Partnership with Stripe
In February 2020, Lightspeed announced a partnership with Stripe to enable Lightspeed Payments to offer North American merchants extra processing options. The two companies have integrated several of Stripe’s payment software offerings into Lightspeed Payments, including Stripe Connect, a product for marketplaces and online platforms, and Stripe Terminal, which allows for in-person payments at the point of sale.
According to Lightspeed, a key benefit of integrating with Stripe is being able to offer retailers and restaurants a mobile checkout capability, as well as card acceptance at countertop POS terminals.
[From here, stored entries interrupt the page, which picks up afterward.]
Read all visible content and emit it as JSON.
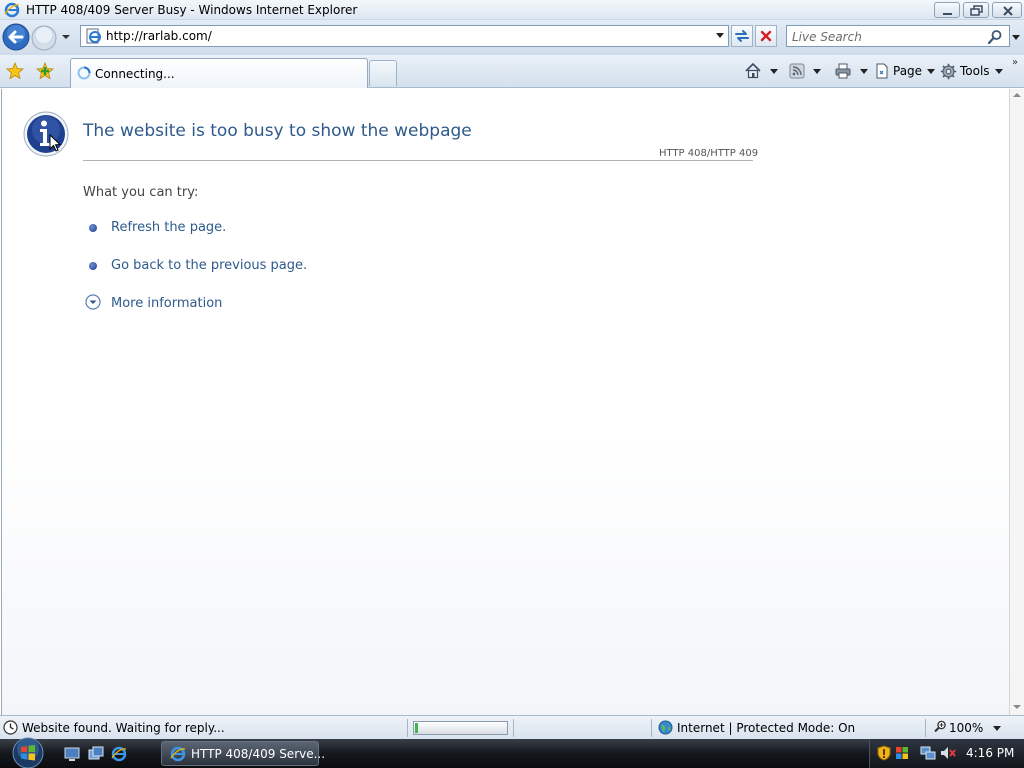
{
  "window": {
    "title": "HTTP 408/409 Server Busy - Windows Internet Explorer"
  },
  "navbar": {
    "address": "http://rarlab.com/",
    "search_placeholder": "Live Search"
  },
  "tabs": [
    {
      "label": "Connecting..."
    }
  ],
  "commands": {
    "page_label": "Page",
    "tools_label": "Tools"
  },
  "page": {
    "heading": "The website is too busy to show the webpage",
    "error_code": "HTTP 408/HTTP 409",
    "try_label": "What you can try:",
    "options": [
      {
        "label": "Refresh the page."
      },
      {
        "label": "Go back to the previous page."
      }
    ],
    "more_info": "More information"
  },
  "statusbar": {
    "status": "Website found. Waiting for reply...",
    "progress": 0.03,
    "zone": "Internet | Protected Mode: On",
    "zoom": "100%"
  },
  "taskbar": {
    "active_window": "HTTP 408/409 Serve...",
    "clock": "4:16 PM"
  },
  "colors": {
    "link": "#2e5a8c",
    "info_icon": "#1f3f8f",
    "progress_fill": "#3fb64a"
  }
}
Stripe and Lightspeed said that the integration of Stripe Terminal will make it easier for restaurants and retailers to start accepting in-store payments and customise card readers with their own unique branding, as well as reduce latency at the checkout.
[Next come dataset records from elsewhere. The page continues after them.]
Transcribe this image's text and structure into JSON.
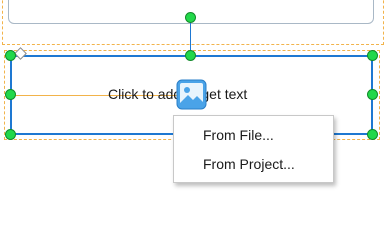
{
  "canvas": {
    "prompt_text": "Click to add target text"
  },
  "image_insert": {
    "icon": "image-icon"
  },
  "context_menu": {
    "items": [
      {
        "label": "From File..."
      },
      {
        "label": "From Project..."
      }
    ]
  },
  "colors": {
    "selection_border": "#1e78d2",
    "handle_fill": "#22d84a",
    "dashed_outline": "#f2b34a",
    "icon_fill": "#4aa3e8"
  }
}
Stripe Connect enables rapid on-boarding for e-businesses wanting to accept payments with Lightspeed, automates payouts, and keeps Lightspeed out of the flow of funds, reducing the operational and regulatory burden of managing money movement.
“Stripe Connect is a solution for platforms to facilitate payments for merchants,” Stripe spokesperson Lewis Clark tells CI. ‘Rather than becoming a payfac themselves, platforms and marketplaces integrate Stripe Connect to stay outside the flow of funds while still providing customized experiences to sub-merchants for accepting payments. Stripe has direct integrations to the card networks in Europe and APAC. In the US, we currently work with First Data as our card acquiring processor.”
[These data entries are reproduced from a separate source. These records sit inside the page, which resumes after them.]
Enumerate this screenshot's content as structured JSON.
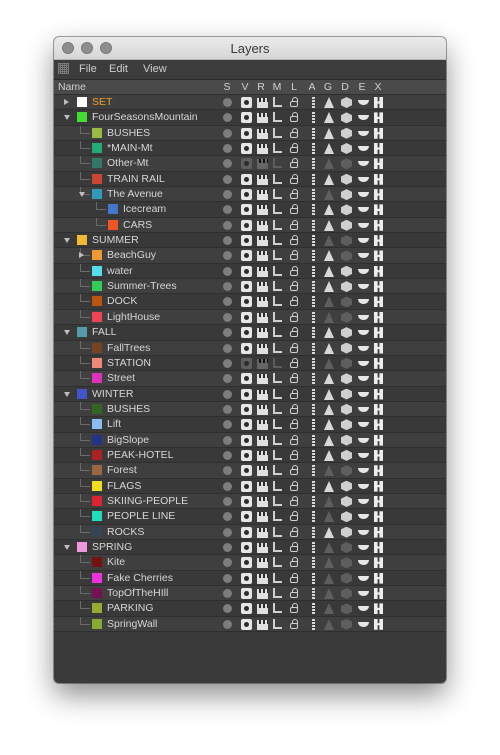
{
  "window": {
    "title": "Layers"
  },
  "menu": [
    "File",
    "Edit",
    "View"
  ],
  "header": {
    "name": "Name",
    "cols": [
      "S",
      "V",
      "R",
      "M",
      "L",
      "A",
      "G",
      "D",
      "E",
      "X"
    ]
  },
  "icons": {
    "S": "solo-dot-icon",
    "V": "visible-eye-icon",
    "R": "render-clapper-icon",
    "M": "manager-icon",
    "L": "lock-icon",
    "A": "animation-icon",
    "G": "generator-icon",
    "D": "deformer-icon",
    "E": "expression-icon",
    "X": "xref-icon"
  },
  "layers": [
    {
      "name": "SET",
      "color": "#ffffff",
      "depth": 0,
      "arrow": "right",
      "selected": true,
      "state": "on"
    },
    {
      "name": "FourSeasonsMountain",
      "color": "#44dd33",
      "depth": 0,
      "arrow": "down",
      "state": "on"
    },
    {
      "name": "BUSHES",
      "color": "#99bb44",
      "depth": 1,
      "state": "on"
    },
    {
      "name": "*MAIN-Mt",
      "color": "#22aa77",
      "depth": 1,
      "state": "on"
    },
    {
      "name": "Other-Mt",
      "color": "#337766",
      "depth": 1,
      "state": "off"
    },
    {
      "name": "TRAIN RAIL",
      "color": "#cc4433",
      "depth": 1,
      "state": "on"
    },
    {
      "name": "The Avenue",
      "color": "#3399bb",
      "depth": 1,
      "arrow": "down",
      "state": "on"
    },
    {
      "name": "Icecream",
      "color": "#4477cc",
      "depth": 2,
      "state": "on"
    },
    {
      "name": "CARS",
      "color": "#ee5522",
      "depth": 2,
      "state": "on"
    },
    {
      "name": "SUMMER",
      "color": "#eebb33",
      "depth": 0,
      "arrow": "down",
      "state": "on"
    },
    {
      "name": "BeachGuy",
      "color": "#ee9933",
      "depth": 1,
      "arrow": "right",
      "state": "on"
    },
    {
      "name": "water",
      "color": "#55ddee",
      "depth": 1,
      "state": "on"
    },
    {
      "name": "Summer-Trees",
      "color": "#33cc55",
      "depth": 1,
      "state": "on"
    },
    {
      "name": "DOCK",
      "color": "#bb5511",
      "depth": 1,
      "state": "on"
    },
    {
      "name": "LightHouse",
      "color": "#ee4455",
      "depth": 1,
      "state": "on"
    },
    {
      "name": "FALL",
      "color": "#5599aa",
      "depth": 0,
      "arrow": "down",
      "state": "on"
    },
    {
      "name": "FallTrees",
      "color": "#774422",
      "depth": 1,
      "state": "on"
    },
    {
      "name": "STATION",
      "color": "#ee8877",
      "depth": 1,
      "state": "off"
    },
    {
      "name": "Street",
      "color": "#dd33bb",
      "depth": 1,
      "state": "on"
    },
    {
      "name": "WINTER",
      "color": "#4455cc",
      "depth": 0,
      "arrow": "down",
      "state": "on"
    },
    {
      "name": "BUSHES",
      "color": "#336622",
      "depth": 1,
      "state": "on"
    },
    {
      "name": "Lift",
      "color": "#88bbee",
      "depth": 1,
      "state": "on"
    },
    {
      "name": "BigSlope",
      "color": "#223388",
      "depth": 1,
      "state": "on"
    },
    {
      "name": "PEAK-HOTEL",
      "color": "#aa2222",
      "depth": 1,
      "state": "on"
    },
    {
      "name": "Forest",
      "color": "#996644",
      "depth": 1,
      "state": "on"
    },
    {
      "name": "FLAGS",
      "color": "#eedd22",
      "depth": 1,
      "state": "on"
    },
    {
      "name": "SKIING-PEOPLE",
      "color": "#dd2233",
      "depth": 1,
      "state": "on"
    },
    {
      "name": "PEOPLE LINE",
      "color": "#22ddbb",
      "depth": 1,
      "state": "on"
    },
    {
      "name": "ROCKS",
      "color": "#334455",
      "depth": 1,
      "state": "on"
    },
    {
      "name": "SPRING",
      "color": "#ee99dd",
      "depth": 0,
      "arrow": "down",
      "state": "on"
    },
    {
      "name": "Kite",
      "color": "#771111",
      "depth": 1,
      "state": "on"
    },
    {
      "name": "Fake Cherries",
      "color": "#ee33dd",
      "depth": 1,
      "state": "on"
    },
    {
      "name": "TopOfTheHIll",
      "color": "#771155",
      "depth": 1,
      "state": "on"
    },
    {
      "name": "PARKING",
      "color": "#99aa33",
      "depth": 1,
      "state": "on"
    },
    {
      "name": "SpringWall",
      "color": "#88aa33",
      "depth": 1,
      "state": "on"
    }
  ]
}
In January 2020, Lightspeed bought German hospitality POS software vendor Gastrofix in order to expand in Europe, following its October 2019 acquisition of Australian POS software firm Kounta and its July 2019 purchase of Swiss hospitality POS software vendor Ikentoo.
Cash is still the dominant payment method in Germany, accounting for 67% of the 50bn consumer-to-business transactions a year, but electronic payments are growing in the country, according to a September 2019 report by McKinsey & Co.
According to Dasilva, Lightspeed wants to benefit from the significant growth in electronic payments in Germany and consequent demand for POS solutions. “We see us being part of that (electronic payments) trend,” Dasilva told The Globe and Mail.